Wade has also done influential work on sexual selection (see papers with Stevan Arnold, and book with Stephen Shuster, cited below), and the genetics of speciation, stressing the need to consider variation within species as well as fixed differences among species. Recently, his work has turned to social evolution and indirect genetic effects (e.g., maternal effects). Wade and his collaborators are increasingly employing rich genomics data and turning to other model systems, such as social insects.
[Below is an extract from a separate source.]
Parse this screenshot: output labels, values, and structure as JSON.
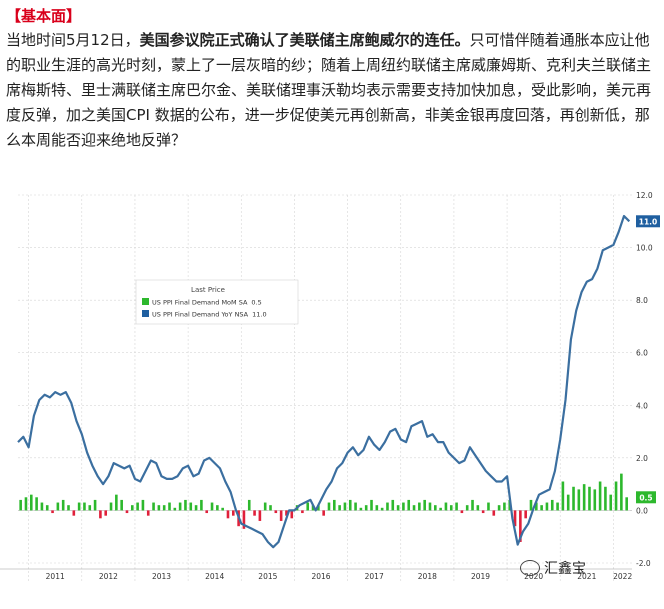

In addition to biological topics, Wade is also interested in the history and philosophy of science, politics, and literature. He has published on topics central to the philosophy of science, such as levels and units of selection and causality.

==Distinctions==
Wade has published over 150 scientific papers and book chapters, and received several distinctions, including membership in the American Association for the Advancement of Science in 2007, in the American Academy of Arts and Sciences in 2008, and he was recognized with the Sewall Wright Award in 2009.

==Key publications==
- Wade MJ. 1978. "A Critical Review of the Models of Group Selection." Quarterly Review of Biology 53: 101-114.
- Wade MJ. 1980. "Kin Selection: Its Components." Science 210: 665-67.
- Arnold SJ, Wade MJ. 1984. "On the Measurement of Natural and Sexual Selection: Theory." Evolution 38: 709-719.
- Arnold SJ, Wade MJ. 1984. "On the Measurement of Natural and Sexual Selection: Applications." Evolution 38: 720-734.
- Wade MJ. 1985. "Soft Selection, Hard Selection, Kin Selection, and Group Selection." American Naturalist 125: 61-73.
- Wade MJ, and Goodnight CJ. 1998. "Genetics and adaptation in metapopulations: When nature does many small experiments." Evolution 52:1537-1553.
- Wolf JB, Brodie III ED, and Wade MJ. 2000. Epistasis and the Evolutionary Process. Oxford University Press.
- Shuster SM, Wade MJ. 2003. Mating Systems and Strategies. Princeton University Press.